Not as sweet as sugar, smoother than chocolate, more luscious than a peach; neither food nor drink. That is how I would describe it. There was no description on the menu; it didn’t appear on the menu at Stopawhile. Ravi told me it was the nectar of the gods when I first tried it.
‘What a perfect description’ I replied, licking my lips in satisfaction.
‘No, it IS the Nectar of the Gods’ he said simply.
You couldn’t order, only wait until it was offered. Ravi was the only member of staff to serve the nectar; come to think of it, there were no other staff.
It was a new café, where the old hairdressers used to be; the shabby blue and white had become warm brown and orange. Inside you could slip into a cosy corner, relax on a leather settee and linger as long as you liked. There were newspapers and exotic magazines, wooden chess sets and marble solitaires. The nectar deserved to be sipped slowly.
This was an ideal place to flop down with my shopping and sneak out my notebook; recharge my batteries before going home to tackle dinner. The nectar, in its delicate pottery bowl, seemed to stimulate creativity. My writing group were impressed with my short story and urged me to send it off to the competition, I won. I began a novel.
Of course I recommended it to other people, suggested friends come with me next time they came round. Somehow no one else happened to go that way.
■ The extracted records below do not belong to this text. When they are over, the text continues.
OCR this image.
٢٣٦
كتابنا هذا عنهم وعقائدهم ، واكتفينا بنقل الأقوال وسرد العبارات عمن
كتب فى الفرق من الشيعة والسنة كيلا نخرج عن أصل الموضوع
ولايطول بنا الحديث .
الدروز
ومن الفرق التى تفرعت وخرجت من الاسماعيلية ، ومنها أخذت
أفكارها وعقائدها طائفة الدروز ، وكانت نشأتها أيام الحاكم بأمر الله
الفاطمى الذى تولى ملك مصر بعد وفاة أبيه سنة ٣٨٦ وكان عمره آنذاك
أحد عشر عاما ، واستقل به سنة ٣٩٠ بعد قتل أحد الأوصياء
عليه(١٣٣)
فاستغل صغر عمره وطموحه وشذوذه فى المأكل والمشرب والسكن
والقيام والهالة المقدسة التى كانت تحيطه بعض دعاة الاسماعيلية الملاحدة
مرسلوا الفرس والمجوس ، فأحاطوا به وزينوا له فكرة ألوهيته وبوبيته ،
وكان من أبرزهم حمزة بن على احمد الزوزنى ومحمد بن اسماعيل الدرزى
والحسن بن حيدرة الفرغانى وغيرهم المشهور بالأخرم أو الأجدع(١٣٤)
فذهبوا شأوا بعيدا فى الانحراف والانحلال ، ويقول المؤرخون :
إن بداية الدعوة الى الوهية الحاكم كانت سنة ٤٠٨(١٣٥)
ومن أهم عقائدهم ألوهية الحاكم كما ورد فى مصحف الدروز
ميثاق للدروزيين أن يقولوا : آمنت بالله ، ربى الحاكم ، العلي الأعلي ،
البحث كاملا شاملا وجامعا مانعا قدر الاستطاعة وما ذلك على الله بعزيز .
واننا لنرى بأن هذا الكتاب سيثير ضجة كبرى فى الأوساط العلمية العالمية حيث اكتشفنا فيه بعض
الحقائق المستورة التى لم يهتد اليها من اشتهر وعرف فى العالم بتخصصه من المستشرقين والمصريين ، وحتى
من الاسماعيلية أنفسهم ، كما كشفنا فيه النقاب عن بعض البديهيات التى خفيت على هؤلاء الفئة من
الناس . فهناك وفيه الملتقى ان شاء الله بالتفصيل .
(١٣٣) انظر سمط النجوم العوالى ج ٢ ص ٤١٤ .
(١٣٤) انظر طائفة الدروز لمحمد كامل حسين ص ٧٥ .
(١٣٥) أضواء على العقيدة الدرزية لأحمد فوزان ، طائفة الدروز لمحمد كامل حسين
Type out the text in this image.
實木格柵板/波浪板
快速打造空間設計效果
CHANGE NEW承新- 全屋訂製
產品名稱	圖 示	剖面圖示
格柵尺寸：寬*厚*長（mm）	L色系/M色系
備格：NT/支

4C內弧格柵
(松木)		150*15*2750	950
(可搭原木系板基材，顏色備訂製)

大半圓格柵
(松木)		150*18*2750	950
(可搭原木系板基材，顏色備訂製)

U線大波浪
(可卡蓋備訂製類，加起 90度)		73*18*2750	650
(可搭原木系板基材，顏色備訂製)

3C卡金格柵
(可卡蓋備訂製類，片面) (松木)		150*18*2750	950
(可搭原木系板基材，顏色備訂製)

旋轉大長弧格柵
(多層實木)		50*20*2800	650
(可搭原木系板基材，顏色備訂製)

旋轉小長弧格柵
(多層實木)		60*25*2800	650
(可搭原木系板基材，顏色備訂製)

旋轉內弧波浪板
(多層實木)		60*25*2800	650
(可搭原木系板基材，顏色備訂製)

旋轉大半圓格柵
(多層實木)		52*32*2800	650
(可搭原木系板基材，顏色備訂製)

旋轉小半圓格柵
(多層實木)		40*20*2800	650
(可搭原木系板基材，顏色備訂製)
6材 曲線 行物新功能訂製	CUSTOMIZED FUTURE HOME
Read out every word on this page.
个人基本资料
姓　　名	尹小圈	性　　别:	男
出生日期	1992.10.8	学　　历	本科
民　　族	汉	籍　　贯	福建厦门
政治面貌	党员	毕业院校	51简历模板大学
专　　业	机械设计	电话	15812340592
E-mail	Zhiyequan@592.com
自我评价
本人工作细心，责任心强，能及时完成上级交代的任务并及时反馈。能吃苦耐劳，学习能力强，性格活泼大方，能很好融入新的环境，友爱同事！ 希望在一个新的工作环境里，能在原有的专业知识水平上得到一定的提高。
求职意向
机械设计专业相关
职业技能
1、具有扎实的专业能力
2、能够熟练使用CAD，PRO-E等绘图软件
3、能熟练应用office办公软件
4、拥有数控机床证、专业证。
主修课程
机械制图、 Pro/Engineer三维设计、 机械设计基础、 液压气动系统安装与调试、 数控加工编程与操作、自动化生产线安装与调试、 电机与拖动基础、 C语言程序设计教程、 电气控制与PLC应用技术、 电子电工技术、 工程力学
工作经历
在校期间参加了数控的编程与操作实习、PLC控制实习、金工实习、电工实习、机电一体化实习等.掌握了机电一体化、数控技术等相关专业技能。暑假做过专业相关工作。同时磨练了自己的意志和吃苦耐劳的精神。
On Monday afternoon I staggered off the bus with my shopping, cold, tired, with blood sugar level zero; I was looking forward to my visit to Stopawhile. But it had gone; not closed down, disappeared. I thought I must have walked past it and retraced my steps. Bank, charity shop, greengrocers; it should have been next, followed by the bakers. I stepped into the greengrocers feeling bewildered; perhaps they had bought the little café and expanded into it during the weekend.
‘What’s happened to Stopawhile?’ I asked.
I was met by blank stares.
‘You know, the café next door, it was there on Friday.’
‘You mean the one up the road?’
Flustered, I bought a bunch of bananas and stepped carefully outside. On the pavement were the usual stands full of fruit and flowers and next door was the bakers. I stepped inside the tiny shop and tried another tack.
‘Have you moved shop?’
‘Not in the last hundred years.’
‘But what’s happened to Ravi and the café next door?’
More confused expressions. ‘If you’re looking for a café, try the Cosy Teapot up the end of the high street.’